Filed Under:  International, National, OpEd

Trump and the spectacle of lying

23rd May 2016   ·   0 Comments

By Lee A. Daniels
George Curry Media Columnist

During his march to the Republican Party nomination, Donald Trump has repeatedly demanded that for the time being all

Muslims should be barred from entering the U.S., making it a cornerstone of his campaign.

Then, last week, he declared that idea was “just a suggestion.”

Which statement was the lie?

Throughout his campaign, Donald Trump displayed a firm allegiance to the Republican orthodoxy against raising the federal minimum wage. Until this month, when he said he favors raising the federal minimum wage.

Which declaration was the lie?

In the midst of the primary campaign, Trump promised to follow political tradition and release his tax returns as the other candidates have done since the early 1970s. Last week, he said he wouldn’t do so before the November election because a federal audit of his taxes wouldn’t be finished that soon. Besides, Trump added, “there’s nothing to learn from them,” and he further said he didn’t think voters were really interested in examining the documents.

Which of those statements is a lie?

Get the picture? Those looking to pin down what Donald Trump actually believes about the issues facing the American nation — and coherent prescriptions for bettering American society are missing the point. The Republican presidential nominee has only one standard: Lie continually. Lie about anything. Lie about everything.

Earlier this month, the “Fact Checker” columnist of the Washington Post noted that 26 separate times thus far during his campaign the column has given Trump “Four Pinocchios” for statements he’s made – meaning that Trump was brazenly lying when he made them.

That number represented 70 percent of the times the Fact Checker column reviewed Trump claims.

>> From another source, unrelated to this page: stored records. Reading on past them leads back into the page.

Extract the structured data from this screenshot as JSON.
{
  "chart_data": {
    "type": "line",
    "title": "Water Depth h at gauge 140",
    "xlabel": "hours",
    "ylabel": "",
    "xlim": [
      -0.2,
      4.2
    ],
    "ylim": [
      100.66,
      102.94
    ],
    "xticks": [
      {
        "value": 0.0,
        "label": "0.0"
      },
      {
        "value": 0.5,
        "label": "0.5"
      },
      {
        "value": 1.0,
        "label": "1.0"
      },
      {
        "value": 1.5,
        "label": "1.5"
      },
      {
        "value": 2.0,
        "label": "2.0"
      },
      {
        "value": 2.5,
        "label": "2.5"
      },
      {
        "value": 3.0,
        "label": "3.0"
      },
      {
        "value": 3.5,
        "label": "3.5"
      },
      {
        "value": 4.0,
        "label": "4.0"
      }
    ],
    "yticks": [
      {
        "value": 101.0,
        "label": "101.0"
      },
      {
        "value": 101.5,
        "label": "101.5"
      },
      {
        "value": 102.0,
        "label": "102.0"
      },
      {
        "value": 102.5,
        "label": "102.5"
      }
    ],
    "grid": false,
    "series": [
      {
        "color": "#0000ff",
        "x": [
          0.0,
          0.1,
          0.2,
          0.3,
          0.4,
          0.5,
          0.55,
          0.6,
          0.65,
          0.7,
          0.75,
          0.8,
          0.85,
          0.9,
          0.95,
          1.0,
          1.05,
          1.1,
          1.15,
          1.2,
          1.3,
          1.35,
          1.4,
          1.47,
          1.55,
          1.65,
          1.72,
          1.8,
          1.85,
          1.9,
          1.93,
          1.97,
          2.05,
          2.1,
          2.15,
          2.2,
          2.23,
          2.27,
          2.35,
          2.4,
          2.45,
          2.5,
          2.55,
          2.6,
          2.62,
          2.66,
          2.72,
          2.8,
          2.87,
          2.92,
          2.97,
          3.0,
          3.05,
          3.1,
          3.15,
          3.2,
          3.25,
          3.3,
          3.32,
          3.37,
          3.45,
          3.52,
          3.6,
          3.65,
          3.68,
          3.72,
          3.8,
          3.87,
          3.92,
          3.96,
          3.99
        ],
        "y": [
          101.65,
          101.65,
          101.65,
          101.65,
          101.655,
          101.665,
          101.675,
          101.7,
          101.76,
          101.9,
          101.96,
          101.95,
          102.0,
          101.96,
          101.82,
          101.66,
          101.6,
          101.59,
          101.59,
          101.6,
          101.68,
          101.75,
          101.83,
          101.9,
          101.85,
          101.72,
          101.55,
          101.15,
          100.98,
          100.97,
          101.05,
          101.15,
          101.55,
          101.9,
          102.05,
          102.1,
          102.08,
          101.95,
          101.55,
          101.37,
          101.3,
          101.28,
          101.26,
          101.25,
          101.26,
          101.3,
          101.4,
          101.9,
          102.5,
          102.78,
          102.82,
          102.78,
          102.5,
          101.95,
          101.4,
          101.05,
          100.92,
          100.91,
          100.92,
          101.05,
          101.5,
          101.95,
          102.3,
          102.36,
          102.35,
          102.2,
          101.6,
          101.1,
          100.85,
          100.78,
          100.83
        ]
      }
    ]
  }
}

The article said that “most politicians will drop a talking point if it gets labeled with ‘Four Pinocchios’ by the Fact Checker or ‘Pants on Fire’ by PolitiFact (another widely-respected journalistic fact-checking operation). No one wants to be tagged a liar or misinformed, and we’ve found most politicians are interested in getting the facts straight ….”

“But,” the passage continues, “… Trump makes Four-Pinocchio statements over and over again, even though fact checkers have demonstrated them to be false. He appears to care little about the facts; his staff does not even bother to respond to fact-checking inquiries.”

In fact, Trump’s lies on the campaign trail have been so numerous that in December Politifact gave his entire campaign its annual Lie of the Year designation — because “it was hard to single one (lie) out from the others. So we have rolled them into one big trophy.”

True, Trump’s propensity for lying likely stems from his own overweening insecurity and vanity. But, of course, there are broader forces at work in his defeating the now-laughable “deep bench” of Republican current and former officeholders the GOP once boasted of. Political scholar Norman Ornstein of the conservative American Enterprise Institute told Politifact that among them are the public’s desensitization to inflammatory rhetoric, the right-wing’s assault on science and expertise, and the increasing influence of partisan media in American society during the last three decades. Those negative forces have intensified during the last eight years, as the conservative movement encouraged a politicized race war against President Obama.

“Trump came into an environment that was ripe for bombastic, inflammatory, outrageous statements without having to suffer the consequences,” Ornstein said.

There’s plenty of evidence that Trump’s supporters are not bothered but thrilled by his inconsistent and incoherent policy positions, and his outright lies. On the one hand, they regard his outwitting the media and both parties as their revenge against the “elite.” And they cheer his win-by-any-means-necessary attitude because they, like him, want to dominate everyone else and they don’t care how they get to do that.

Trump has shown the world how willing a segment of white conservatives is to shed all the “values” they’ve been pretending they exalt if it’ll restore the one thing they hold most dear: White conservative rule. That’s why more and more overt white racist groups and individuals have openly endorsed Trump (endorsements that he — “wink-wink”—disavows). There hasn’t been such a prominent, openly racist candidate running for president since Alabama Gov. George C. Wallace in 1968 and 1972.

That reference is important for two reasons. One is because Trump is using the same strategy — bigotry and the Big Lie — that enabled legalized racism to operate so brazenly in the South and less so in the North for nearly a century after the Civil War.

The second is that, ironically, Trump’s supporters are so blinded by their bigotry they can’t see they’re being suckered by Trump, the “elite” demagogue, in the same way the Southern segregationist politicians of old fooled that region’s white populace about the racial realities of America’s future – and the now-hated GOP establishment fooled White conservatives these last eight years by promising to defeat President Obama.

Which brings to mind a bit of old folk wisdom: You can fool some of the people all of the time.